Wolfgang Struck aus Klein Zicker gibt im stilechten Mecklenburger Platt unumwunden zu: „We könt moken, wat wie wulln, we könt nich so veel rinholn wie de Pretzels.“ Unterschwellig schwingt schon Zweifel mit, ob die Entscheidung vor einigen Jahren, sich nicht zu modernisieren, tatsächlich richtig war. „We malocht und kregt een krumme Ruch und weten nich, ob we davun lebn künt“, schildert der 48jährige die Situation, während er im kleinen Bauwagen die spärlichen Einkünfte im abgegriffenen Kontobuch der Genossenschaft überfliegt.

Der Kauf eines Motorkutters war für Struck wie für viele andere Berufskollegen undenkbar, hatten sie doch in der DDR, in die sich einige verklärt zurücksehnen, ein gesichertes Auskommen. Sie fischten die hoch subventionierten Staatsquoten locker ab, und nebenher gingen die „fischenden Lokalfürsten“ auf lukrativen Privatfang – nach Lust und Laune.

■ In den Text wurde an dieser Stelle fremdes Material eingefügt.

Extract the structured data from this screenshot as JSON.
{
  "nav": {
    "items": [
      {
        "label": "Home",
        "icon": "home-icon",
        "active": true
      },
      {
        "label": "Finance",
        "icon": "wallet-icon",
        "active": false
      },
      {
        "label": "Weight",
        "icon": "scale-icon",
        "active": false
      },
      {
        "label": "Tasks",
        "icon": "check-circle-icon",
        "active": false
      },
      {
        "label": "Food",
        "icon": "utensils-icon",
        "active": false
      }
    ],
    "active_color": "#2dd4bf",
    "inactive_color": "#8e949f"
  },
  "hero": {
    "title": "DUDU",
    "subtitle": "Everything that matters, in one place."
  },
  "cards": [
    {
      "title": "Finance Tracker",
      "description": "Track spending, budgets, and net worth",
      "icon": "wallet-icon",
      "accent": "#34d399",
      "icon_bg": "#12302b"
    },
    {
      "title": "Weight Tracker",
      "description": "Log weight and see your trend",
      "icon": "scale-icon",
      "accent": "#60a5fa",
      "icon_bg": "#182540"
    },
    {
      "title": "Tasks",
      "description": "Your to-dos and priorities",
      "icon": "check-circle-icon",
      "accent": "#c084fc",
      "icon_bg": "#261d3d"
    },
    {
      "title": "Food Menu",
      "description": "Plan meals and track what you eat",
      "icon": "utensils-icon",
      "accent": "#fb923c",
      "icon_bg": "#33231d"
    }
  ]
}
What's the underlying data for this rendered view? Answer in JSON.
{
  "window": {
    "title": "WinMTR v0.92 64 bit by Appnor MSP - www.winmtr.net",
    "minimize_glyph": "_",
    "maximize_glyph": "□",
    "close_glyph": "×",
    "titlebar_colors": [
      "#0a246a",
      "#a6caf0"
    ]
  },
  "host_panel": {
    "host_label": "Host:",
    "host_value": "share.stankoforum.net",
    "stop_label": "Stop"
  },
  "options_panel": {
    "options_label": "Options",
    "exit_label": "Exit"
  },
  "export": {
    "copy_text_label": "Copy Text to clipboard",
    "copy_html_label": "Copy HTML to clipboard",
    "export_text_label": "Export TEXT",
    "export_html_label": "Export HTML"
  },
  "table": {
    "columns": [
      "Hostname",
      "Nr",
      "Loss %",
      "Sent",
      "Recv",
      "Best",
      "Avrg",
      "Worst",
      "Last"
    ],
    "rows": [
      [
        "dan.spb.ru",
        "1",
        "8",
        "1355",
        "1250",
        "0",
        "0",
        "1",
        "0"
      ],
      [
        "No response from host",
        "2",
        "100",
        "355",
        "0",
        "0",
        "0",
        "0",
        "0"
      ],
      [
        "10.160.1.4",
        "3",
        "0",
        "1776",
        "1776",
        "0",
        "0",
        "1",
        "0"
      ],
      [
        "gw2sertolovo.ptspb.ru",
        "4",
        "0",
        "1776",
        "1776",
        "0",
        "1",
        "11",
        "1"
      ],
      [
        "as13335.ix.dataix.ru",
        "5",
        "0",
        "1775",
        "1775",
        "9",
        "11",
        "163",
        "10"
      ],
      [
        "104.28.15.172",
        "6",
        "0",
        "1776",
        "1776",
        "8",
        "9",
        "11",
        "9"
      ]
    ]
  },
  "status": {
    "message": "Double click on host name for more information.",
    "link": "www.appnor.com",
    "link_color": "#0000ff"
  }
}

Angesichts des chronischen Warenmangels im ostdeutschen Sozialismus hatten sie immer gute Karten bei den Gästen der beliebten Urlaubsinsel. Aber nicht nur auf der Insel, auch weit ab von der Küste standen sich die Fischer gut. „In der Honecker-Ära war der Rügener Aal wie ’ne Währung. Ich tauschte im Ludwigsfelder Lkw-Werk Aal gegen Ersatzteile, damit wir unseren W 50 wieder flottkriegen konnten: Es gab doch nichts mehr am Ende der 80er Jahre“, erinnert sich Martin Pretzel.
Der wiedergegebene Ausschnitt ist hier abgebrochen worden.